Court Opinion

ID: 9759363
Source: CourtListenerOpinion
Date Created: 2023-08-29 00:13:46.623143+00
Date Added: 2024-06-11T07:29:01.530599
License: Public Domain

LUKOWSKY, Justice,
dissenting.
The majority quite correctly holds that it was prejudicial error to try Gunter for first-degree arson after he was convicted of only second-degree arson at his first trial and that a new trial on the charge of second-degree arson is required. Price v. Georgia, 398 U.S. 323, 90 S.Ct. 1757, 26 L.Ed.2d 300 (1970). However, the majority affirms the murder conviction thereby tacitly rejecting Gunter’s submission that the double jeopardy violation on the arson charge infects the murder conviction.

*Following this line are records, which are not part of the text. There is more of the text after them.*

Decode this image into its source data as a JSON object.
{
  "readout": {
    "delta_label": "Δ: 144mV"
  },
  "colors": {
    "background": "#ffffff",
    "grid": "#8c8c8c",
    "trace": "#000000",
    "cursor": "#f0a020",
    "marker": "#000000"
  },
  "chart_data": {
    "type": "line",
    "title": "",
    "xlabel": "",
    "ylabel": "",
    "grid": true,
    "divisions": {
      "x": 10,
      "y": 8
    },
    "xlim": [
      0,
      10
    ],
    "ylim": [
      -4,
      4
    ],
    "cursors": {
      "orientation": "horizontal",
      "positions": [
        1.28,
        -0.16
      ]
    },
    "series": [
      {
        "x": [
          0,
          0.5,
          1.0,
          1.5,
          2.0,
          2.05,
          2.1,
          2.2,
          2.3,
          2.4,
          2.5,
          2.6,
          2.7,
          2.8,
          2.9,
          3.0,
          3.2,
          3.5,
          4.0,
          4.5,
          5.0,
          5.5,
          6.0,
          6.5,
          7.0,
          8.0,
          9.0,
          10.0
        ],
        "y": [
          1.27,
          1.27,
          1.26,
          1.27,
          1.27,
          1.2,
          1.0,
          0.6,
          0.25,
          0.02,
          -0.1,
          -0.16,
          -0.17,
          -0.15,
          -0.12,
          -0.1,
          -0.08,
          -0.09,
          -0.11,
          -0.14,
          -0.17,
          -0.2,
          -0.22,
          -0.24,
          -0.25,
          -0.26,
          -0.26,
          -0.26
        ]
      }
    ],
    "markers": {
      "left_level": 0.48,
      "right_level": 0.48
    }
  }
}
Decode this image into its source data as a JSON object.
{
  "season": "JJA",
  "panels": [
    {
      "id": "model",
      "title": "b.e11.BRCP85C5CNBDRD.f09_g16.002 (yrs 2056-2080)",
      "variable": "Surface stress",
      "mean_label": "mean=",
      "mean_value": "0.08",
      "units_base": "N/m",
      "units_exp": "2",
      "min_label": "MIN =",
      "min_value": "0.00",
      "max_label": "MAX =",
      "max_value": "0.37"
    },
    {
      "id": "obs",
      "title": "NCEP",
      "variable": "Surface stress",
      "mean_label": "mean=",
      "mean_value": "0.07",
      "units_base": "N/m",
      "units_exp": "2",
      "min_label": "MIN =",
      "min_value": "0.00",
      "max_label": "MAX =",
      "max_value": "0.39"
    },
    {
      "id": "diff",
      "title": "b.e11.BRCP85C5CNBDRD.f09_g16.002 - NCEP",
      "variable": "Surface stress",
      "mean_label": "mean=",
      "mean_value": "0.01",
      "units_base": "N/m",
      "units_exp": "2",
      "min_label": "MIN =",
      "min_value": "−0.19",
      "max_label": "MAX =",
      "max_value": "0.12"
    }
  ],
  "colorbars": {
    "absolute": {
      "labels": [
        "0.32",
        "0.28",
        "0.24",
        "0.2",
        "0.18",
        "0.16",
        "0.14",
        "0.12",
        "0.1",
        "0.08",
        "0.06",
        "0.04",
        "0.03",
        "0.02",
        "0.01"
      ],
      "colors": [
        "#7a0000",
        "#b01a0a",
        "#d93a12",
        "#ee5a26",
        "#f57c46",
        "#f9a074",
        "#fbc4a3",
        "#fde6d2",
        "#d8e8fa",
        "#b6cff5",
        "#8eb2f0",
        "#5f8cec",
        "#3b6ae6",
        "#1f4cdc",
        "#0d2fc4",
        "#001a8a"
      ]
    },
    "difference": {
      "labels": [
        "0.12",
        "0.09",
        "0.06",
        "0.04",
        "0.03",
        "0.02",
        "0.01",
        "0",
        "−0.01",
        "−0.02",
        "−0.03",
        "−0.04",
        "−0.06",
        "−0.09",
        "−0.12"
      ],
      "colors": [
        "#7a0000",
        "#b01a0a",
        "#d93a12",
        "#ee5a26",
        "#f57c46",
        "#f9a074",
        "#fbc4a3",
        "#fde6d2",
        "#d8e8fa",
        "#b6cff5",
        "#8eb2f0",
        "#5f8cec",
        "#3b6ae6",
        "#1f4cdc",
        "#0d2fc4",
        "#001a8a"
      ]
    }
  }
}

This result presupposes that the jury was able to isolate the murder and arson aspects of the joint trial onto separate and distinct projection screens and that the reflections of one had no halo effect on the other. The differential between first-degree and second-degree arson is knowledge or reasonable belief that another person, not an accomplice, is present in the building at the time the fire is set. The murdér charged *524here was intentional killing by strangulation. The first-degree arson charge was mentioned in the opening statement by the Commonwealth, in the trial judge’s instructions to the jury and in the closing argument by the Commonwealth. The jury could well have believed that one charged with and prosecuted for callously burning an inhabited building would not hesitate to intentionally kill.
The question is not whether Gunter was actually prejudiced by the double jeopardy violation, but whether there is a reasonable possibility that he was prejudiced. Fahy v. Connecticut, 375 U.S. 85, 86-87, 84 S.Ct. 229, 230, 11 L.Ed.2d 171, 173 (1963); United States ex rel. Hetenyi v. Wilkins C.A.2d, 348 F.2d 844, 864 (1965), cert. denied sub nom. Mancusi v. Hetenyi, 383 U.S. 913, 86 S.Ct. 896, 15 L.Ed.2d 667 (1966). I can only speculate what would have happened at Gunter’s trial had he been charged only with murder and second-degree arson. Under such circumstances I can not reach the legal conclusion that Gunter could not possibly have been prejudiced by repeated references to his burning an inhabited building. I am unable to reconstruct by hindsight on the basis of reasonable predictability of human behavior, a jurisprudential setting in which a jury could have been immunized, in theory or in fact, from the inflammatory references to callous behavior of which Gunter had been previously acquitted. Levy v. Parker C.A.3d, 478 F.2d 772, 797-799 (1973), cert. denied 420 U.S. 972, 95 S.Ct. 1392, 43 L.Ed.2d 651 (1975).
I would reverse the murder conviction as well as the second-degree arson conviction and remand the entire case for a new trial.
I am authorized to state that REED, J., joins in this dissenting opinion.